Precisely my point. His impact was larger because without his actions the domino effect that occured later would not have happened.

I think you rapidly get into a silly situation when you try to calculate the impact of a person's life on the world. It's simply unknowable. Like "It's a Wonderful Life", whose to say that the one guy you impact on doesn't go on to impact on hundreds of others? And they to impact on thousands more.
That is my point the domino effect should come into calculations when "value" is determined.

Did Hitler have a negative impact on history? Suppose Hitler's rise to power kept somebody else out of power who would have been twice as bad? Suppose his extermination camps killed the man who would have grown up to start World War III and kill two billion people?
I never placed "value" on his actions merely said that his actions affected/effected more people.

Likewise when you save a life... what if that life you save goes on to be a mass murderer? Does that mean you had a negative effect on the world?
Again personally I don't think of negitave or positive(good and evil). However people that do make those claims usually would say that your life had a negative impact in this case(from my experience).

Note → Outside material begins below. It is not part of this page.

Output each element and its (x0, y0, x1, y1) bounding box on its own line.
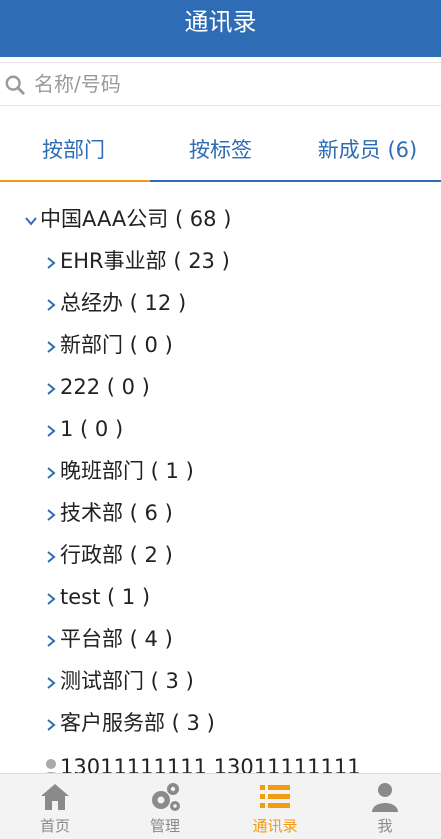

All you can really do is look at your direct actions. Trying to judge the second or third-hand removed implications is futile.
I think you have made a very valid point here. Most of the time however when someone is declared "good" or "evil" the idea is that what they did does not extend beyond direct actions. I am simply suggesting that when people "decide" worth they look at everything.
 
But it's impossible. You cannot look beyond direct actions with any certainty; and the further from the direct actions you go, the more uncertain it is.

Did Hitler's actions have an overall positive or negative effect on Humanity, when considered out to the N'th degree? There's no way to know. Why try to assess a person's total effect when it can't be done?